Diabetes is on the rise in the UK, with numbers estimated to grow to 5 million by 2025. Cases of type 2 diabetes, which is commonly linked to diet and lifestyle, are increasing at a particularly rapid rate, making it one of the world’s most common long-term health conditions.
Untreated, diabetes can lead to a host of health issues, which is why early diagnosis is important, giving you all the information you need to help prevent more serious problems from developing.
What is diabetes?
Diabetes is a chronic health condition that affects how your body turns food into energy. Most of the food you eat is broken down into sugar (glucose) and released into your bloodstream. When your blood sugar rises, it tells your pancreas to release insulin, but this process can be interrupted, leading to complications that cause diabetes.

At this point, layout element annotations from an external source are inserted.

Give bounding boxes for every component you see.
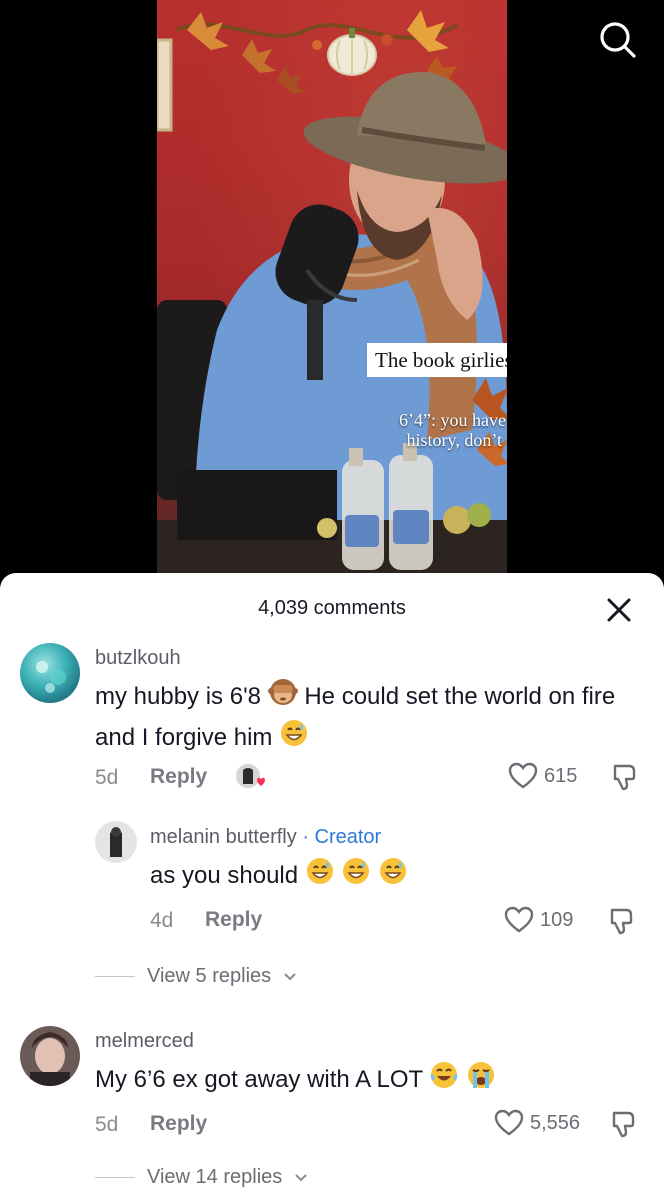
- loudly-crying-emoji: [466, 1060, 496, 1101]
- avatar[interactable]: [20, 643, 80, 703]
- reply-age: 4d: [150, 909, 174, 932]
- like-count: 615: [544, 764, 578, 787]
- reply-text-content: as you should: [150, 861, 299, 889]
- heart-icon: [494, 1109, 524, 1136]
- like-count: 109: [540, 908, 574, 931]
- reply-button[interactable]: Reply: [205, 908, 262, 932]
- grinning-sweat-emoji: [305, 856, 335, 897]
- chevron-down-icon: [284, 972, 296, 980]
- view-replies-button[interactable]: View 5 replies: [95, 965, 297, 988]
- grinning-sweat-emoji: [341, 856, 371, 897]
- comment-text-part1: my hubby is 6'8: [95, 682, 261, 710]
- comment-text: My 6’6 ex got away with A LOT: [95, 1060, 645, 1101]
- avatar[interactable]: [20, 1026, 80, 1086]
- comment-age: 5d: [95, 1113, 119, 1136]
- avatar-image: [95, 821, 137, 863]
- caption-title: The book girlies know 😏: [367, 343, 507, 377]
- reply-button[interactable]: Reply: [150, 1112, 207, 1136]
- view-replies-label: View 14 replies: [147, 1166, 283, 1188]
- thumbs-down-icon: [612, 1111, 635, 1138]
- chevron-down-icon: [295, 1173, 307, 1181]
- thumbs-down-icon: [610, 908, 633, 935]
- grinning-sweat-emoji: [378, 856, 408, 897]
- search-icon: [600, 22, 636, 58]
- thumbs-down-icon: [613, 764, 636, 791]
- like-button[interactable]: 615: [508, 761, 577, 791]
- comment-text: my hubby is 6'8 He could set the world o…: [95, 677, 645, 759]
- like-button[interactable]: 5,556: [494, 1108, 580, 1138]
- creator-tag: · Creator: [302, 826, 382, 848]
- divider-line: [95, 976, 135, 977]
- search-button[interactable]: [596, 18, 640, 62]
- reply-button[interactable]: Reply: [150, 765, 207, 789]
- dislike-button[interactable]: [609, 762, 639, 792]
- comments-header: 4,039 comments: [0, 573, 664, 643]
- reply-text: as you should: [150, 856, 408, 897]
- caption-body: 6’4”: you have a criminal history, don’t…: [399, 410, 507, 450]
- dislike-button[interactable]: [608, 1109, 638, 1139]
- divider-line: [95, 1177, 135, 1178]
- heart-icon: [508, 762, 538, 789]
- grinning-sweat-emoji: [279, 718, 309, 759]
- heart-icon: [504, 906, 534, 933]
- dislike-button[interactable]: [606, 906, 636, 936]
- close-button[interactable]: [604, 595, 634, 625]
- avatar-image: [20, 643, 80, 703]
- reply-username[interactable]: melanin butterfly · Creator: [150, 826, 381, 849]
- view-replies-button[interactable]: View 14 replies: [95, 1166, 308, 1189]
- comment-text-content: My 6’6 ex got away with A LOT: [95, 1065, 423, 1093]
- comment-username[interactable]: butzlkouh: [95, 647, 181, 670]
- close-icon: [607, 598, 631, 622]
- podcaster-figure: [157, 71, 507, 600]
- reply-username-text[interactable]: melanin butterfly: [150, 826, 297, 848]
- comments-sheet: 4,039 comments butzlkouh my hubby is 6'8…: [0, 573, 664, 1200]
- comment-username[interactable]: melmerced: [95, 1030, 194, 1053]
- see-no-evil-monkey-emoji: [267, 677, 298, 718]
- like-count: 5,556: [530, 1111, 581, 1134]
- video-player[interactable]: The book girlies know 😏 6’4”: you have a…: [0, 0, 664, 600]
- creator-liked-badge: [235, 762, 269, 792]
- video-frame[interactable]: The book girlies know 😏 6’4”: you have a…: [157, 0, 507, 600]
- avatar[interactable]: [95, 821, 137, 863]
- tears-of-joy-emoji: [429, 1060, 459, 1101]
- like-button[interactable]: 109: [504, 905, 573, 935]
- view-replies-label: View 5 replies: [147, 965, 272, 987]
- avatar-image: [20, 1026, 80, 1086]
- comment-age: 5d: [95, 766, 119, 789]
- comment-count: 4,039 comments: [258, 597, 406, 619]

There are two main types of diabetes:
Type 1 diabetes
Usually first diagnosed in children, teenagers, and young adults, with this type of diabetes the cells of the pancreas can no longer make insulin because the body's immune system has attacked and destroyed them.
Type 2 diabetes
The most common type of diabetes, type 2 diabetes is associated with excess weight, physical inactivity, a family history of the condition or a previous history of gestational diabetes. It’s also more prevalent for certain ethnicities.
Type 2 diabetes usually begins with insulin resistance, a condition linked to excess weight in which muscle, liver, and fat cells do not use insulin properly. As a result, the body needs more insulin to help glucose enter cells to be used for energy. At first, the pancreas is able to keep up with the added demand by producing more insulin. But over time, the pancreas loses its ability to provide enough insulin and blood glucose levels rise, causing a range of health problems.